Las pensiones subirán un 2,8% en Hego Euskal Herria

Las pensiones subirán más que el IPC en Araba y Nafarroa y menos en Bizkaia y Gipuzkoa. La inflación interanual se sitúa en el 2,1% en Nafarroa, el 2,3% en Araba, el 2,9% en Bizkaia y el 3,2% en Gipuzkoa.

Foto de archivo de una movilización de pensionistas en Bilbo.
Foto de archivo de una movilización de pensionistas en Bilbo. (Oskar MATXIN EDESA | FOKU)
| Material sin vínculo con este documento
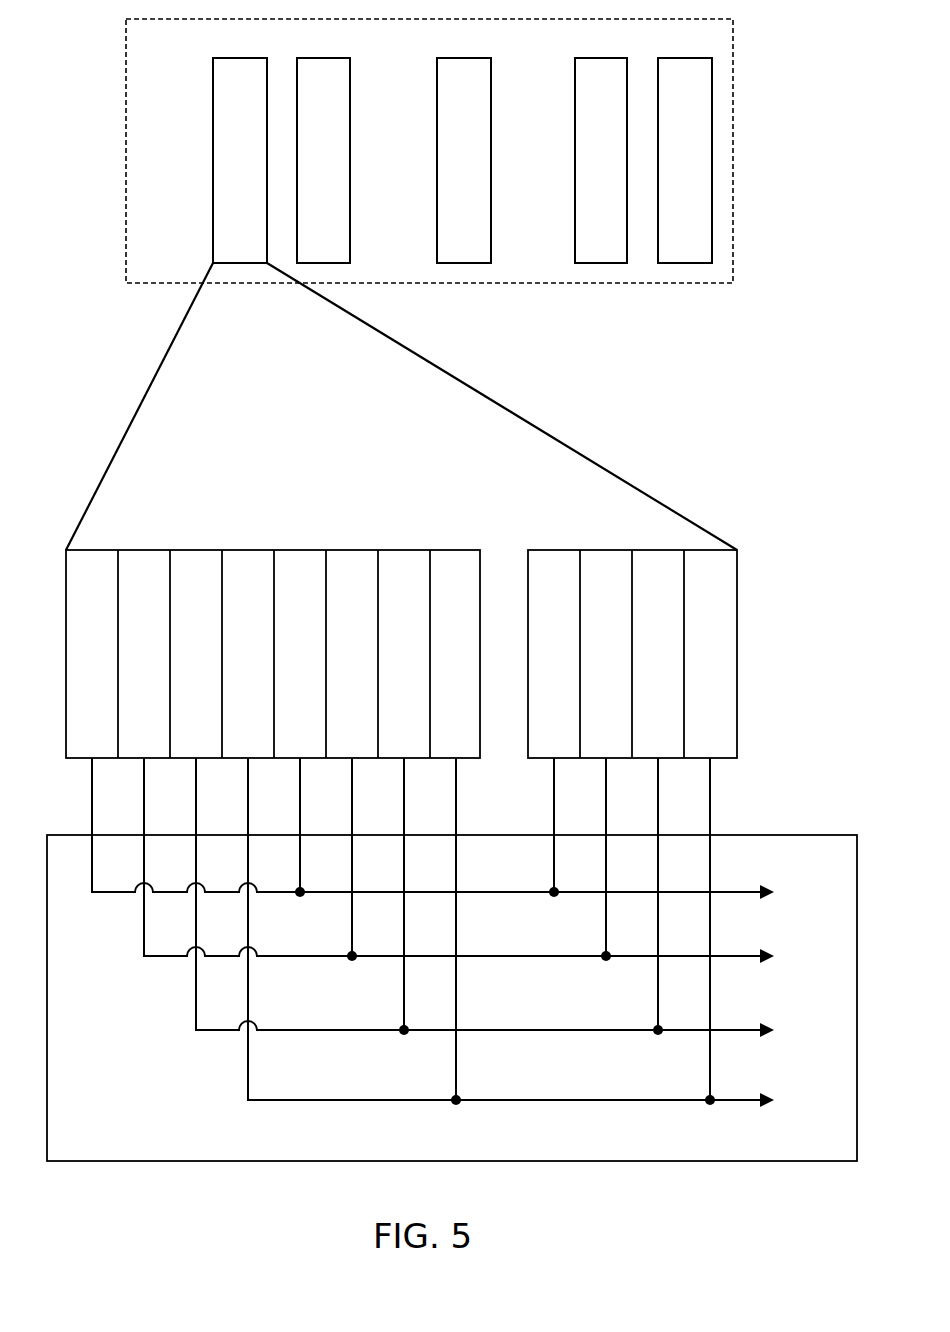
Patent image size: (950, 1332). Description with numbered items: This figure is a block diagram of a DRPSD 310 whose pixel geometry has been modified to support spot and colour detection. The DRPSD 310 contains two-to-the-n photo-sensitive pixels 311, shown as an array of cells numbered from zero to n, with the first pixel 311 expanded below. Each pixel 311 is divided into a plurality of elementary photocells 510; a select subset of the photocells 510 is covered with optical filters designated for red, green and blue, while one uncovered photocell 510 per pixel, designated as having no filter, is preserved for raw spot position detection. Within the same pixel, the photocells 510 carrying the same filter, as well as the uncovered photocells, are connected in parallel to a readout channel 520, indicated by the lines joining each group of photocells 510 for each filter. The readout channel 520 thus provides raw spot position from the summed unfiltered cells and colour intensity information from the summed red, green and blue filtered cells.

The DRPSD 310 is at (178, 49).
The photo-sensitive pixel 311 is at (200, 142).
The elementary photocell 510 is at (462, 492).
The readout channel 520 is at (617, 1161).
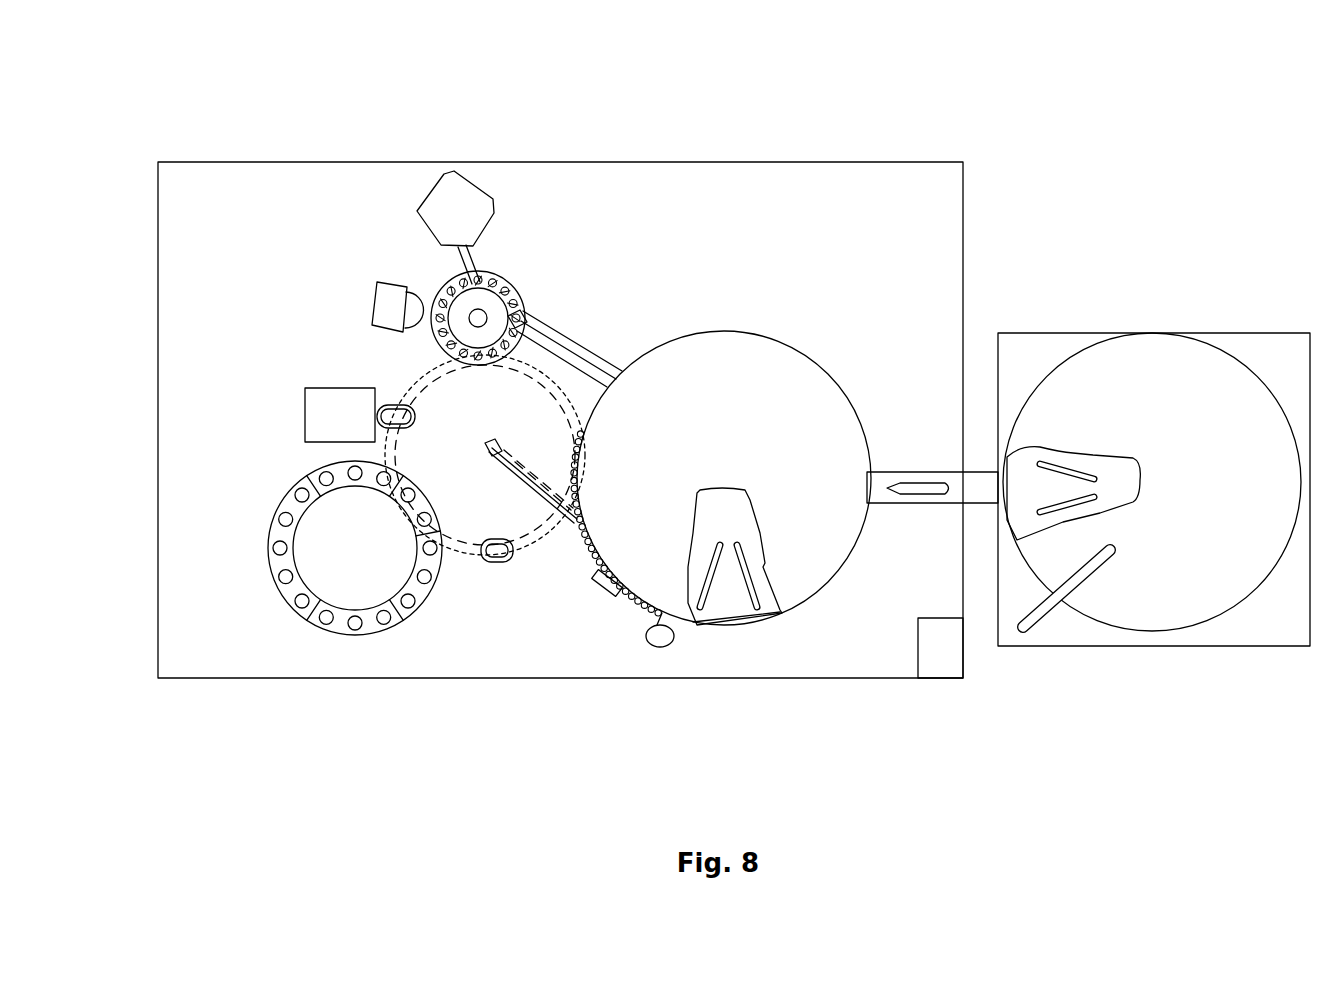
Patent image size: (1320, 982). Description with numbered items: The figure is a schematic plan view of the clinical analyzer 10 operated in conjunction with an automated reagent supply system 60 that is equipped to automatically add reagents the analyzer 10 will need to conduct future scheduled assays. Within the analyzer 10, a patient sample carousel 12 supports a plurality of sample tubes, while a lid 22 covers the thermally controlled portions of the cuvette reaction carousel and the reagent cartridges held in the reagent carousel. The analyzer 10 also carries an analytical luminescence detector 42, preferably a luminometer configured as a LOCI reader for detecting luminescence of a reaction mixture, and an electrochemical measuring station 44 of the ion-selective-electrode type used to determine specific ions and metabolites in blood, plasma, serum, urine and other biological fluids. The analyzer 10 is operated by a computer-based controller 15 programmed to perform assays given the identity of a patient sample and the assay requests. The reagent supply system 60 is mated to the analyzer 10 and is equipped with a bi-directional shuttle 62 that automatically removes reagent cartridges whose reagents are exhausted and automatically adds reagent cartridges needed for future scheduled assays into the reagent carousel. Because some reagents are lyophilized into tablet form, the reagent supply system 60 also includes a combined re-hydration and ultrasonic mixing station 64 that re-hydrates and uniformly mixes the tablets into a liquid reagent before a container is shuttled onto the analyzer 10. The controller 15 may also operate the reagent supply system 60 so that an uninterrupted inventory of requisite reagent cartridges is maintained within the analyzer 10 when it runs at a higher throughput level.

El instituto de estadística español (INE) publicó ayer los datos consolidados del Índice de Precios de Consumo (IPC) de noviembre, mes en el que los precios se incrementaron un 0,3% en Araba y Bizkaia, y un 0,2% en Gipuzkoa, mientras que en Nafarroa registraron un ligero descenso (-0,1%).

Según el INE, las subidas de la electricidad y los carburantes fueron las principales responsables del alza en los tres territorios de la CAV. En Nafarroa, ocio y cultura, con un descenso del 2,2%, fue el grupo que experimentó una mayor bajada, mientras que vivienda sube un 1,6%.

Con estos datos, la inflación interanual -últimos 12 meses- se sitúa en el 2,1% en Nafarroa, el 2,3% en Araba, el 2,9% en Bizkaia y el 3,2% en Gipuzkoa. Este dato adquiere mayor relevancia en este momento del año porque es el momento en el que se calcula cuál será la subida de las pensiones en función del IPC interanual promedio del Estado español desde diciembre del año anterior hasta noviembre del ejercicio en vigor.

REVALORIZACIÓN

Según dichos datos, la pensiones contributivas subirán en 2025 un 2,8%, por encima del encarecimiento de los precios en Nafarroa y Araba, pero por debajo en Bizkaia y Gipuzkoa, con la consiguiente pérdida de poder adquisitivo. En 2024, las pensiones contributivas se revalorizaron un 3,8% porque la inflación media fue mayor, mientras que en 2023 lo hicieron en un 8,5%.

Respecto a las pensiones no contributivas, la subida que experimentada este año ha sido del 6,9%, por encima del alza del 3,8% de las pensiones contributivas, y en 2025 subirán más que el IPC promedio del 2,8%, con el objetivo de reducir la brecha respecto al umbral mínimo de pobreza. El Ingreso Mínimo Vital (IMV) se incrementará de igual manera.

Asimismo, la cuantía mínima de la pensión de jubilación contributiva para un titular mayor de 65 años con cónyuge a su cargo, una vez revalorizada en función del IPC, subirá adicionalmente para reducir en un 20% la brecha existente hasta alcanzar el 1,5 del umbral de riesgo de pobreza.

Este incremento beneficiará a los cerca de 9,3 millones de personas que reciben 10,3 millones de pensiones contributivas, además de las 720.148 pensiones correspondientes al Régimen de Clases Pasivas del Estado, que también se revalorizarán un 2,8%, según datos del Ministerio.

Con la subida del 2,8%, un pensionista que perciba una pensión de 1.441 al mes (coincidente con la pensión media de 2024) pasará a recibir en 2025 una pensión de 1.481,35 euros mensuales, lo que supone un incremento anual de 564,87 euros o de 40,3 euros por mes en catorce pagas.

En virtud de la reforma de pensiones, en 2024 entró en vigor la revalorización anual de las bases máximas Así, al tiempo que aumenta la base máxima de cotización, la pensión máxima crecerá en 2025 con el IPC más un 0,115% adicional, según determinó la reforma de pensiones. Así, con la revalorización del 2,8% del IPC más ese porcentaje adicional, la pensión máxima se situará en 3.267,5 euros mensuales por catorce pagas, frente a los 3.075,04 euros actuales.